A manual cleanup routine got stalled and caused a lock on certain database tables that are necessary to manage encoding jobs. The API-related endpoints returned HTTP 500 errors during that time. Customers depending on that endpoint (either directly via the API or indirectly via the dashboard) could not properly do so. After identifying and fixing the cause, the involved endpoints returned to normal operation.
The issue occurred on December 1, 2023, between 07:40 and 8:15. All times in UTC.
A routine manual cleanup procedure caused a lock on certain database tables and stalled so that the locks could not be released. Services depending on this database resource were then impacted and unable to process API requests.
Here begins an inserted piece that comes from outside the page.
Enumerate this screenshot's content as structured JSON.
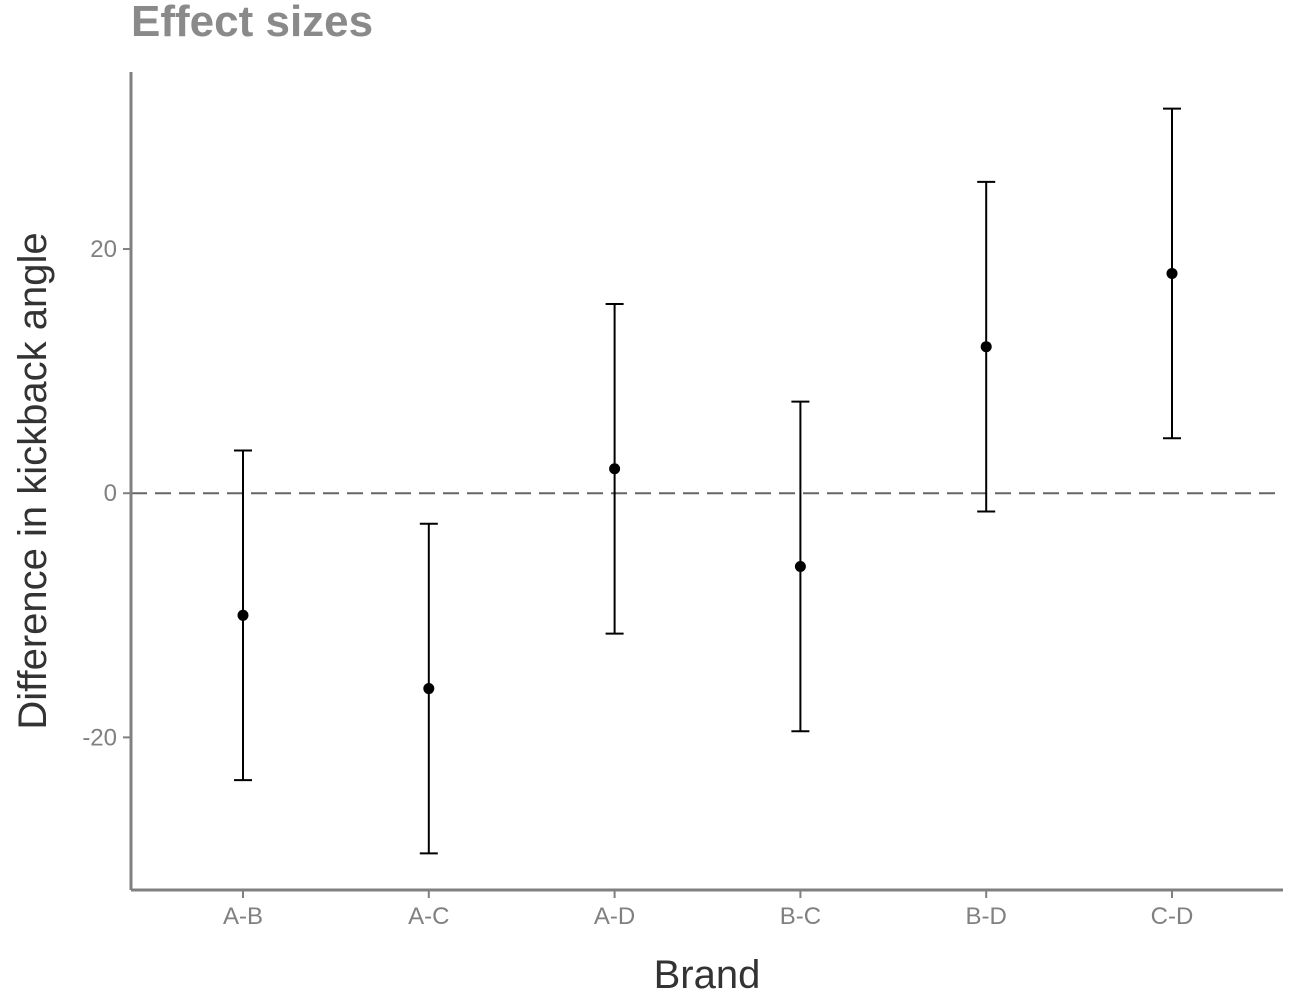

Customers were not able to start encodings. Some encoding jobs had longer than expected turnaround times. The involved API requests targeting the encoding endpoint returned HTTP 500 errors.
The faulty database operation was identified and terminated.
07:40 - Internal alerts notified the team about failures.
07:50 - The team began investigating.
08:00 - The faulty component was identified. The team began investigating the involved operations.
08:15 - The faulty operation was identified and terminated. The affected service recovered. 08:20 - The team kept monitoring and verifying the proper operation of the service.
The process for the cleanup procedure has been updated to not use the procedure that caused this incident.
The team will analyze this procedure in detail to understand why it caused a lock on the database and stalled. Measures to prevent this procedure from stalling will be taken.
As soon as the updated procedure is safe again, the team will continue to use it to fulfill the required maintenance tasks.